Life Science and Medical News from Around the Globe
DNA Patterns Can Reveal How Glucose Metabolism Drives Cancer, Study Finds
A UCLA-led study of DNA patterns in tumor cells suggests that the abundance of aberrant genetic signatures common in more aggressive cancers is not random but reflects selective forces in tumor evolution. The findings also demonstrate that these changes drive glucose metabolism in cells, which can lead to accelerated cancer growth. Less aggressive cancers are known to have an intact genome — the complete set of genes in a cell — while the genome of more aggressive cancers tends to have a great deal of abnormalities. Modern research has focused largely on individual cancer genes, specifically oncogenes and tumor-suppressor genes, as the primary targets for DNA mutations and copy number alternations. Mutation or amplification in oncogenes can turn healthy cells into tumor cells. When tumor-suppressor genes are not working properly cells can grow out of control. However, scientists continue to observe many recurrent copy number alteration patterns in tumors that cannot be fully explained by these canonical cancer genes.
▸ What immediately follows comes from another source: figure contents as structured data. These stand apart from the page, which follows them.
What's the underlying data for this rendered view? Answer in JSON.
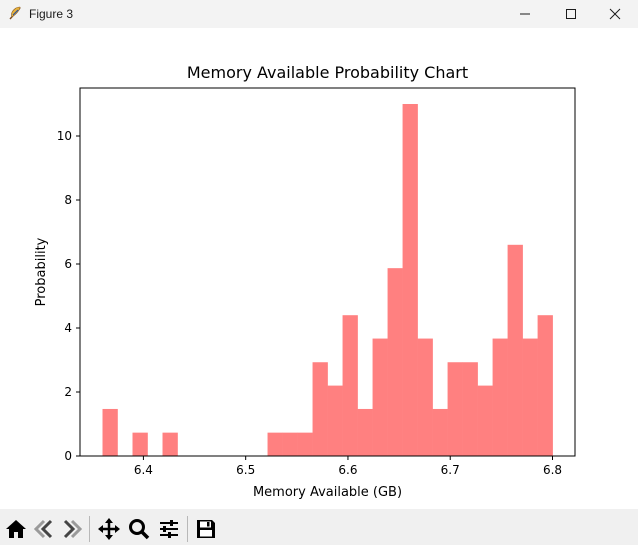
{
  "window": {
    "title": "Figure 3",
    "icons": [
      "app-feather-icon",
      "minimize-icon",
      "maximize-icon",
      "close-icon"
    ]
  },
  "toolbar": {
    "buttons": [
      "home-icon",
      "back-arrow-icon",
      "forward-arrow-icon",
      "pan-icon",
      "zoom-icon",
      "configure-subplots-icon",
      "save-icon"
    ]
  },
  "colors": {
    "bar": "#ff8080",
    "axes": "#000000",
    "titlebar": "#f3f3f3",
    "toolbar": "#f0f0f0"
  },
  "chart_data": {
    "type": "bar",
    "title": "Memory Available Probability Chart",
    "xlabel": "Memory Available (GB)",
    "ylabel": "Probability",
    "xlim": [
      6.338,
      6.822
    ],
    "ylim": [
      0,
      11.5
    ],
    "x_ticks": [
      6.4,
      6.5,
      6.6,
      6.7,
      6.8
    ],
    "x_tick_labels": [
      "6.4",
      "6.5",
      "6.6",
      "6.7",
      "6.8"
    ],
    "y_ticks": [
      0,
      2,
      4,
      6,
      8,
      10
    ],
    "y_tick_labels": [
      "0",
      "2",
      "4",
      "6",
      "8",
      "10"
    ],
    "bins": {
      "start": 6.36,
      "width": 0.01467,
      "values": [
        1.47,
        0,
        0.73,
        0,
        0.73,
        0,
        0,
        0,
        0,
        0,
        0,
        0.73,
        0.73,
        0.73,
        2.93,
        2.2,
        4.4,
        1.47,
        3.67,
        5.87,
        11.0,
        3.67,
        1.47,
        2.93,
        2.93,
        2.2,
        3.67,
        6.6,
        3.67,
        4.4
      ]
    },
    "grid": false,
    "legend": "none"
  }
}
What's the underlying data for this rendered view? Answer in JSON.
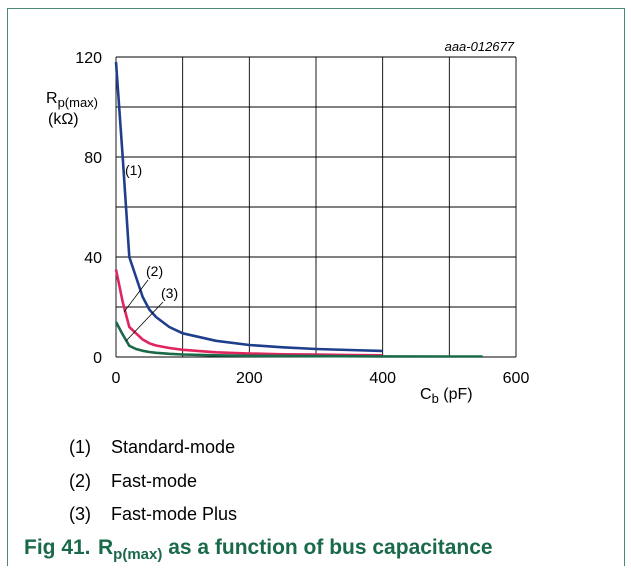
{
  "figure": {
    "id": "aaa-012677",
    "caption_label": "Fig 41.",
    "caption_symbol_main": "R",
    "caption_symbol_sub": "p(max)",
    "caption_text": "as a function of bus capacitance"
  },
  "chart_data": {
    "type": "line",
    "ylabel_main": "R",
    "ylabel_sub": "p(max)",
    "ylabel_unit": "(kΩ)",
    "xlabel_main": "C",
    "xlabel_sub": "b",
    "xlabel_unit": "(pF)",
    "xlim": [
      0,
      600
    ],
    "ylim": [
      0,
      120
    ],
    "x_ticks": [
      0,
      200,
      400,
      600
    ],
    "y_ticks": [
      0,
      40,
      80,
      120
    ],
    "x_gridlines": [
      0,
      100,
      200,
      300,
      400,
      500,
      600
    ],
    "y_gridlines": [
      0,
      20,
      40,
      60,
      80,
      100,
      120
    ],
    "grid": true,
    "series": [
      {
        "name": "(1)",
        "color": "#1f3f8c",
        "x": [
          0,
          10,
          20,
          30,
          40,
          50,
          60,
          80,
          100,
          150,
          200,
          250,
          300,
          350,
          400
        ],
        "y": [
          118,
          80,
          40,
          32,
          24,
          19,
          16,
          12,
          9.5,
          6.5,
          4.8,
          3.9,
          3.2,
          2.8,
          2.4
        ]
      },
      {
        "name": "(2)",
        "color": "#e0245e",
        "x": [
          0,
          10,
          20,
          30,
          40,
          50,
          60,
          80,
          100,
          150,
          200,
          250,
          300,
          350,
          400
        ],
        "y": [
          35,
          22,
          12,
          9.5,
          7,
          5.5,
          4.6,
          3.6,
          2.9,
          1.9,
          1.4,
          1.1,
          0.95,
          0.8,
          0.7
        ]
      },
      {
        "name": "(3)",
        "color": "#1a6a4a",
        "x": [
          0,
          10,
          20,
          30,
          40,
          50,
          60,
          80,
          100,
          150,
          200,
          300,
          400,
          500,
          550
        ],
        "y": [
          14,
          9,
          4.5,
          3.2,
          2.5,
          2,
          1.7,
          1.3,
          1.0,
          0.7,
          0.5,
          0.35,
          0.25,
          0.2,
          0.2
        ]
      }
    ],
    "curve_labels": [
      "(1)",
      "(2)",
      "(3)"
    ]
  },
  "legend": [
    {
      "num": "(1)",
      "text": "Standard-mode"
    },
    {
      "num": "(2)",
      "text": "Fast-mode"
    },
    {
      "num": "(3)",
      "text": "Fast-mode Plus"
    }
  ]
}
It has long been known that a fundamental difference between healthy cells and tumor-forming cells is reprogrammed cellular metabolism. An altered metabolism benefits a transformed cell in many ways, particularly in the ability to convert glucose into energy. This process, known as glycolysis, can fuel tumor growth the most-aggressive cancers. In the five-year study, Thomas Graeber, Ph.D., UCLA Professor of Molecular and Medical Pharmacology, and his colleagues used a cross-cancer analysis of copy number alterations data from human tumors, cancer cell lines and mouse models of cancer.